Each of these had a downside. Tmate would give the dev access to my machine and I wanted to let them do whatever they wanted without putting my machine in his hands. Alternatively, his machine could host but I wanted to be able to get to the solution later. Screen sharing with TeamViewer isn't as responsive as I like when pairing, especially if I want to be able to help out rapidly. Also, I type in Dvorak and sometimes that's an issue (turns out he does too . . . by the way). The async challenges, while good, don't let us know if we'll enjoy pairing together.

Enter Cloud9

I remembered, a while back, running across Cloud9 and playing with it a little bit. I thought, "hey, what if we just try this?" Cloud9 would give us a sandbox that we can work in with a full ubuntu virtual machine. The candidate can do whatever he wants to it, we can code, install tools, whatever. I said, "hey, give me a second . . . I'm going to try this Cloud9 thing . . . go ahead and get your account set up and I'll invite you to a project."

In about 5 minutes, the candidate, my co-worker, and I were pairing and running tests on our Cloud9 workspace. There were no security concerns, communication was simple, we still installed and used tmux and vim, we had a sandbox, I was able to save the code. It was a really great experience. Not only did we offer a position to the candidate, but the candidate has been happy on our team ever since. I consider it a sign of a good interview when a candidate takes a position and I think that Cloud9 had a lot to do with this one.

Next Steps

I've not used Cloud9 (or any web based IDEs for that matter) on day to day work. Unfortunately, I'm not really in a position to try it out on the free tier. At some point, I want to go ahead and get a subscription and see how well it works out for me. I certainly see the value of cloud based IDE services and I like the idea that the most expensive development hardware you need is a Chromebook.
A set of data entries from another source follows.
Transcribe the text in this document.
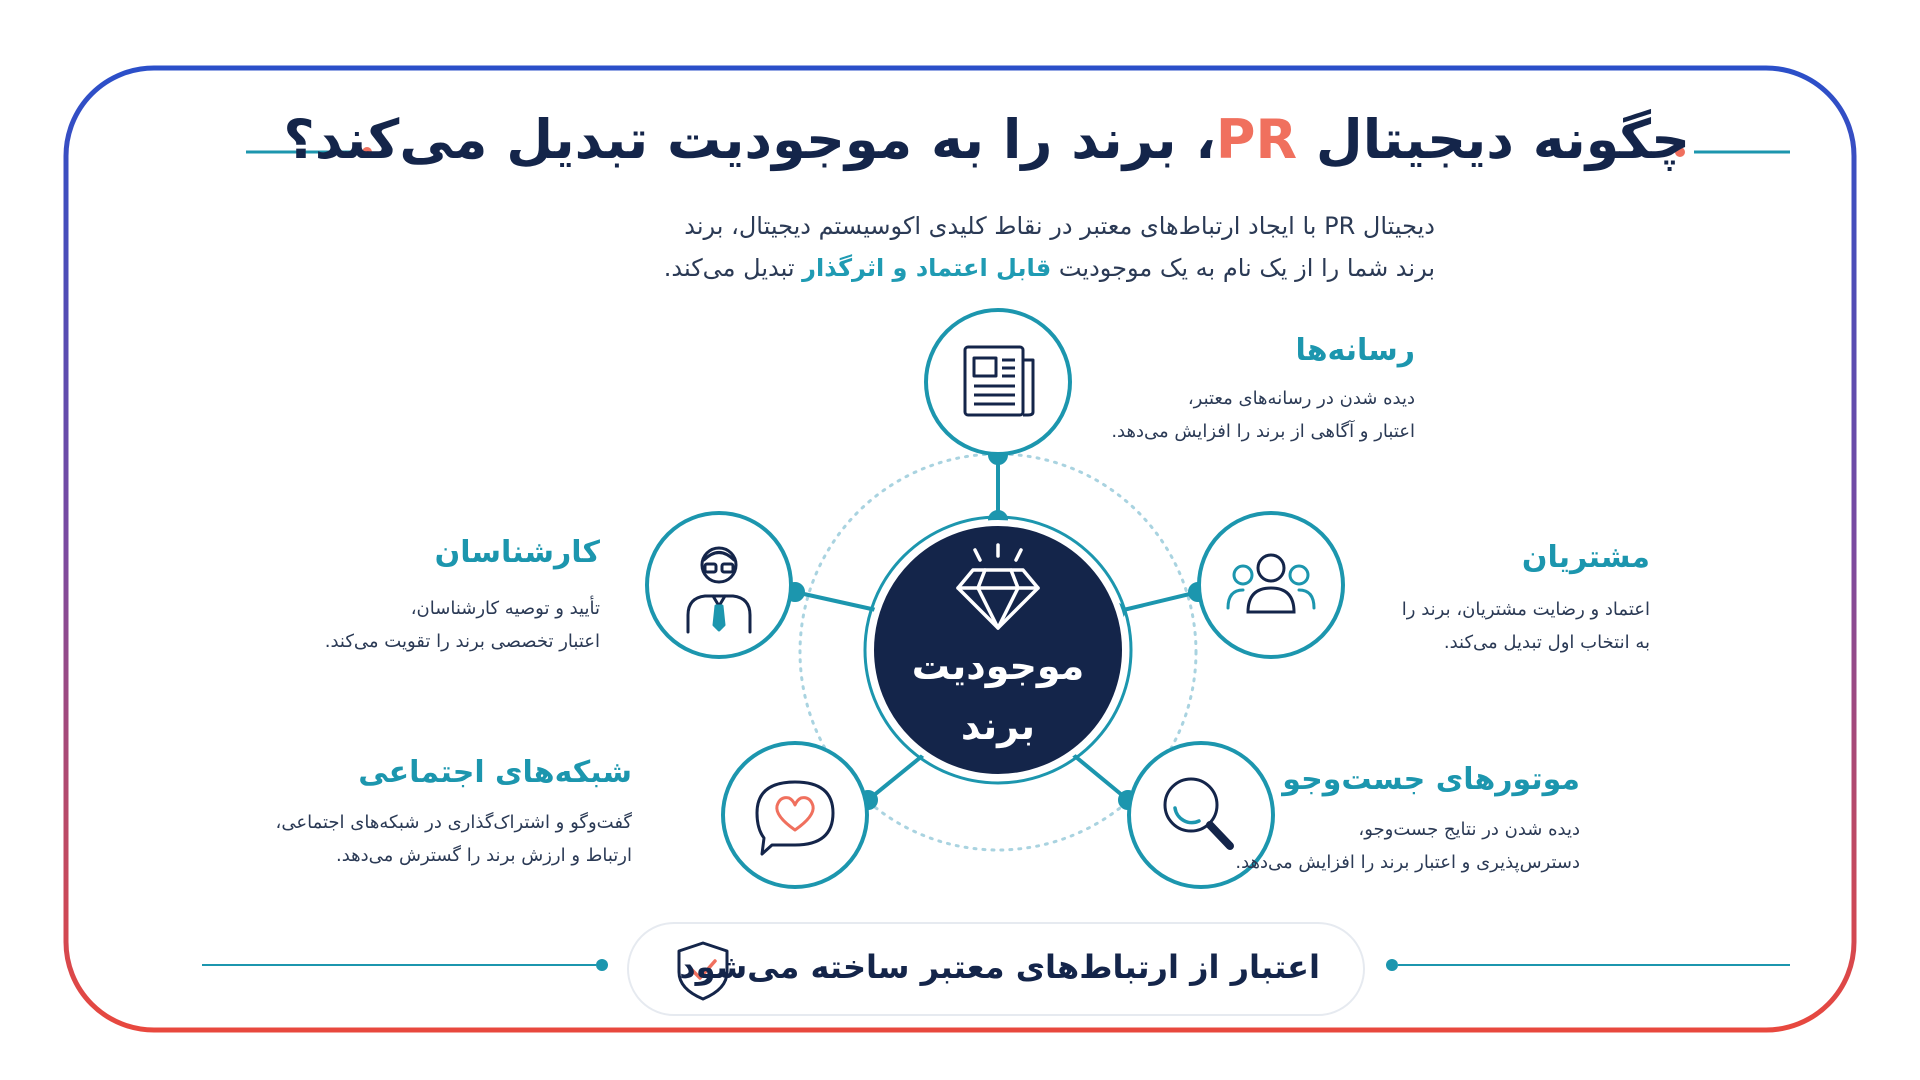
چگونه دیجیتال PR، برند را به موجودیت تبدیل می‌کند؟
دیجیتال PR با ایجاد ارتباط‌های معتبر در نقاط کلیدی اکوسیستم دیجیتال، برند
برند شما را از یک نام به یک موجودیت قابل اعتماد و اثرگذار تبدیل می‌کند.
موجودیت
برند
رسانه‌ها
دیده شدن در رسانه‌های معتبر،
اعتبار و آگاهی از برند را افزایش می‌دهد.
مشتریان
اعتماد و رضایت مشتریان، برند را
به انتخاب اول تبدیل می‌کند.
موتورهای جست‌وجو
دیده شدن در نتایج جست‌وجو،
دسترس‌پذیری و اعتبار برند را افزایش می‌دهد.
کارشناسان
تأیید و توصیه کارشناسان،
اعتبار تخصصی برند را تقویت می‌کند.
شبکه‌های اجتماعی
گفت‌وگو و اشتراک‌گذاری در شبکه‌های اجتماعی،
ارتباط و ارزش برند را گسترش می‌دهد.
اعتبار از ارتباط‌های معتبر ساخته می‌شود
Okay, so maybe that's a little hyperbolic, but not for long. We have pairing stations that we treat like cattle rather than pets. We can wipe it completely clean and have it up and running again ready to go in just a few minutes. The hardware isn't commodity, but it could be. In fact, it could just be a web interface to a virtualized instance and why couldn't that be accessed from a Chromebook, pairing station, laptop, tablet, or . . . maybe in a pinch . . . a phone? Personally, I like it and hopefully I'll get a chance to push Cloud9 beyond "hello world."